12.5. By express derogation from the provisions of Article 1222 of the Civil Code, in the event of failure by either party to fulfill its obligations, the party victim of the default may not enforce the obligation itself by a third party, at the expense of the defaulting party. The obligee may, however, seek termination of the contract in court.
12.6. GETELEC is exempt from any commitment vis-à-vis the customer in the event of a circumstance beyond its control, even not comparable to a case of force majeure defined by the jurisprudence of French courts, and in particular: strike, lock-out occurring in our company, with our sellers or our suppliers, in the event of fire, flood, prolonged frost, operating or manufacturing accident in our company or with our sellers or suppliers, in the event of mobilization, war or riot, disturbance in transport, epidemic or pandemic. In the event of such an event, the date of performance of getelec’s commitments will be postponed as of right, for the duration of this event.
13.1. The data collected from the customer’s buyers are subject to computer processing carried out by GETELEC. They are recorded in his customer file and are essential for processing his order. This information and personal data is also kept for security purposes, in order to comply with legal and regulatory obligations. They will be kept as long as necessary for the execution of orders and any guarantees that may apply.
13.2. The data controller is GETELEC. Access to the data will be strictly limited to the employees of the data controller, authorized to process it by virtue of their duties. The information collected may possibly be communicated to third parties linked to the company by contract for the execution of subcontracted tasks, without the client’s authorization being necessary.

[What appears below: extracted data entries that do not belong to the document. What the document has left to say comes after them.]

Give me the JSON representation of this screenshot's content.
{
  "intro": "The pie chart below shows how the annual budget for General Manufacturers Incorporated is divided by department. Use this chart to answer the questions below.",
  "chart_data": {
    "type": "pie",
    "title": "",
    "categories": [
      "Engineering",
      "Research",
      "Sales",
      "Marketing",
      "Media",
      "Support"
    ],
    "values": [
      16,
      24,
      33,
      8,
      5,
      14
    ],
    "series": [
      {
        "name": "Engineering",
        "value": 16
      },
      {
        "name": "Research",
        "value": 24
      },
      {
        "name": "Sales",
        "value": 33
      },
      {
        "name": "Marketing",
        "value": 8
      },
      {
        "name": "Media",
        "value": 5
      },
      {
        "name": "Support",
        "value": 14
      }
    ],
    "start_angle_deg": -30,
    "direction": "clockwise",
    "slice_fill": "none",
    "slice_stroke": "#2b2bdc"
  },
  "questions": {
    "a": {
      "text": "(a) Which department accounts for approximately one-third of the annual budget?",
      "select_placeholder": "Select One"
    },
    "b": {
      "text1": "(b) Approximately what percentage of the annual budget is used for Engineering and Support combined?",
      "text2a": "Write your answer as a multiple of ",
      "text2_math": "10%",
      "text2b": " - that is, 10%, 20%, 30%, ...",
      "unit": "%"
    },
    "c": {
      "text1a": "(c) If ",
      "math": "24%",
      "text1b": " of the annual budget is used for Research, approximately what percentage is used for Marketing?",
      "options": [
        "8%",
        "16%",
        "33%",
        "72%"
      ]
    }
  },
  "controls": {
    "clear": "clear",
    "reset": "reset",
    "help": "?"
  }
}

13.3. As part of the performance of their services, third parties have only limited access to the data and are required to use them in accordance with the provisions of the applicable legislation on the protection of personal data. Apart from the cases set out above, getelec refrains from selling, renting, assigning or giving access to third parties to the data without the customer’s prior consent, unless it is forced to do so for a legitimate reason.
13.4. If the data is to be transferred outside the European Union, the customer will be informed and the guarantees taken to secure the data (for example, adherence of the external service provider to the “privacy shield”, adoption of standard protection clauses. validated by the CNIL, adoption of a code of conduct, obtaining a CNIL certification, etc.) will be specified.
13.5. In accordance with the applicable regulations, the customer has a right of access, rectification, erasure, and portability of data concerning buyers, as well as the right to oppose processing for legitimate reasons, rights that he can exercise by contacting the data controller at the following postal or email address: infos@getelec.net.
In the event of a complaint, the customer can file a complaint with GETELEC or the national commission for data processing and freedoms.
The present general conditions of sale as well as the prices and scales concerning the possible discounts and rebates of getelec, are expressly approved and accepted by the fact of his order by the customer, who declares and acknowledges having a perfect knowledge of them, and waives, of this fact, to take advantage of any contradictory document and, in particular, its own general conditions of purchase.